One's practice as a general surgery trained oncologist can vary widely depending upon 1) your interests, 2) your referal pattern, & 3) your partners specialties.
For instance:
We have 6 active surgical oncologists @ our institution & their practices are
- three who do melanoma, misc. skin cancers, breast, pancreas, liver, stomach, esophageal, soft tissue sarcomas, and the ocassional colon and renal CA
- one does exclusively head & neck (thyroid, parathyroid, upper airway, tonsilar, pharyngeal/laryngeal, squamous cell)
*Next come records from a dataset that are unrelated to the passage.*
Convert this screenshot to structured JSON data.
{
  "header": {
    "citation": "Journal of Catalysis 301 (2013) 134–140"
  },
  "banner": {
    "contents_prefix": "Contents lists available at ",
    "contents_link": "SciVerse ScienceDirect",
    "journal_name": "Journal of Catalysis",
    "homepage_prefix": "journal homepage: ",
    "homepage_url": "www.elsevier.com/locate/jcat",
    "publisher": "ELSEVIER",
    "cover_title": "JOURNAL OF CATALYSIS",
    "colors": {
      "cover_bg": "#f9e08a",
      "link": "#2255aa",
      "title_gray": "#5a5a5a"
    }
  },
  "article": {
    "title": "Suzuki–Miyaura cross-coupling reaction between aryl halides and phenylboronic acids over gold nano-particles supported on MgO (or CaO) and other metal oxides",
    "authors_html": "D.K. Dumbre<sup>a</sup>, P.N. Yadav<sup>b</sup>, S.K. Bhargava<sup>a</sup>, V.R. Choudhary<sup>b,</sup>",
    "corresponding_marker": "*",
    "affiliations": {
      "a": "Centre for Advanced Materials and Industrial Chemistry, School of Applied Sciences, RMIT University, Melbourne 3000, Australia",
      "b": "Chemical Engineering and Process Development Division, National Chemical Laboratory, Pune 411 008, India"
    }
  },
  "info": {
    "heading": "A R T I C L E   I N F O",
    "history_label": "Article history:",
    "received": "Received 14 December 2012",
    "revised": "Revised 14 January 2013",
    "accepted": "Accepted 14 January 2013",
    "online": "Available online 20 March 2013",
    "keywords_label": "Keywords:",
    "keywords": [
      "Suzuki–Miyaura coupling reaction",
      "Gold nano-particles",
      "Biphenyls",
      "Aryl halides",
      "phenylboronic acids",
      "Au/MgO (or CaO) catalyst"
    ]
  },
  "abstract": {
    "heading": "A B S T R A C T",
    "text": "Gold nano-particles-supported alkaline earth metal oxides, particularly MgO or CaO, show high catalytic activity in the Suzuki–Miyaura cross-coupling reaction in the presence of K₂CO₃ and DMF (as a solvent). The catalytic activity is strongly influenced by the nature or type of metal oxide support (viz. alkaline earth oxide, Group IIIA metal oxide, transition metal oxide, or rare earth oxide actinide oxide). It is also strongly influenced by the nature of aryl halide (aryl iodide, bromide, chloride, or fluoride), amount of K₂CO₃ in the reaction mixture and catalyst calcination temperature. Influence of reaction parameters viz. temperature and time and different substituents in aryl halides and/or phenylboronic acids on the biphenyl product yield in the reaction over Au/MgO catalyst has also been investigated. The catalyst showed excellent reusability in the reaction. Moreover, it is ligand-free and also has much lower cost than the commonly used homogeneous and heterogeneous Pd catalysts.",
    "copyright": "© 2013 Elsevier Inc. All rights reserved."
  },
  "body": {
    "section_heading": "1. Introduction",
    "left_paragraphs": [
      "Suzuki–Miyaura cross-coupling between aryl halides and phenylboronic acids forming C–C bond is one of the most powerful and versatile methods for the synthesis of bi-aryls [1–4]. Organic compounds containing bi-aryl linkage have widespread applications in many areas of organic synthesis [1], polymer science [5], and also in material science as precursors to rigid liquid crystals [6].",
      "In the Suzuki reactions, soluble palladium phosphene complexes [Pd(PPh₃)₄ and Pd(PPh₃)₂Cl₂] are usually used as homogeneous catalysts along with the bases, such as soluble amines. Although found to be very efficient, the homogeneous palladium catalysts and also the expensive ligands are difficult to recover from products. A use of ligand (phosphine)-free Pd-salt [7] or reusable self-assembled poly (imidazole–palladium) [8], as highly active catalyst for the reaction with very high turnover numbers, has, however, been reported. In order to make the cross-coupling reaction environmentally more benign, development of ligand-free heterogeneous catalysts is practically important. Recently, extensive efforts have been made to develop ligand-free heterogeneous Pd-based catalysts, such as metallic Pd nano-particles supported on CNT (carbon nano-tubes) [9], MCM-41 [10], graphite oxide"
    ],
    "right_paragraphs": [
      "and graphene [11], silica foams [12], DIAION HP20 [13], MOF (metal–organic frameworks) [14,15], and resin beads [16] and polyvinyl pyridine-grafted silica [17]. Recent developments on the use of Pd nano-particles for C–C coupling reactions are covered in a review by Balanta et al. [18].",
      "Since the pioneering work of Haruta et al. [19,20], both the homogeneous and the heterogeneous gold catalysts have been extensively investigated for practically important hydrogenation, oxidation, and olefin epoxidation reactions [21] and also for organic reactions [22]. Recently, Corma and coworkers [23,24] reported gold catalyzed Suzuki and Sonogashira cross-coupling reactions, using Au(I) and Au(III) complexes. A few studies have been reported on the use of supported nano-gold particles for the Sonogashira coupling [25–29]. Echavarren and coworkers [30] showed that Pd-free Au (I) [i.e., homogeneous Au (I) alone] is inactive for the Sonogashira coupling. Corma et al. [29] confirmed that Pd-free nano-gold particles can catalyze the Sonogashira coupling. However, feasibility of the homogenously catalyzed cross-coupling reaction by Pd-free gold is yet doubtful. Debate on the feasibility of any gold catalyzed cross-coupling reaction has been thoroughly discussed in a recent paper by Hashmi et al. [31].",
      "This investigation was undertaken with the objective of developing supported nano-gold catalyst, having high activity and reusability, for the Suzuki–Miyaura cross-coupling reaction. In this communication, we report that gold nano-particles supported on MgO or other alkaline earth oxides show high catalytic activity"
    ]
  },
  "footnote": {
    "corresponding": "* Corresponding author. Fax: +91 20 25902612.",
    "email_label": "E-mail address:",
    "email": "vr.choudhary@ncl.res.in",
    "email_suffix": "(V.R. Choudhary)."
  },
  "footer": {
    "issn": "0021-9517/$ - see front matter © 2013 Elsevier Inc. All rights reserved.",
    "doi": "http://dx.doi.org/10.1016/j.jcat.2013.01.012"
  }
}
- one does endocrine tumors + broad based general surgery
- one (our 66 yo chairman) used to do everything but now does mostly melanoma
- one who just left to take the chairman's job @ Arkansas used to do eerything but now does only breast CA
- one who is retiring who did lots of hepatobiliary, colon CA, and photodynamic therapy for esophageal CA. He also did a fair amount of ERCP work & ran a very busy diabetic foot clinic
As you can see, a lot of variability within the same practice group
In an academic setting, the relative strengths of other divsions of general surgery or other departments may dictate what you're able to do. A strong thoracic surgery or colorectal division may limit your access to esophageal & general thoracic cancers or colon cancers respectively. In private settings, most general surgeons do not feel that colon, breast, melanoma, and thyroid/parathyroid cancers are beyond their expertise & do not refer them to tertiary centers or subspecialists routinely. Comfort level with certain procedures may dictate referrals for esophageal,hepatobilliary, sarcomas, and ano-rectal carcinomas for which the surgeries tend to be more complex & less frequently done in routine practice.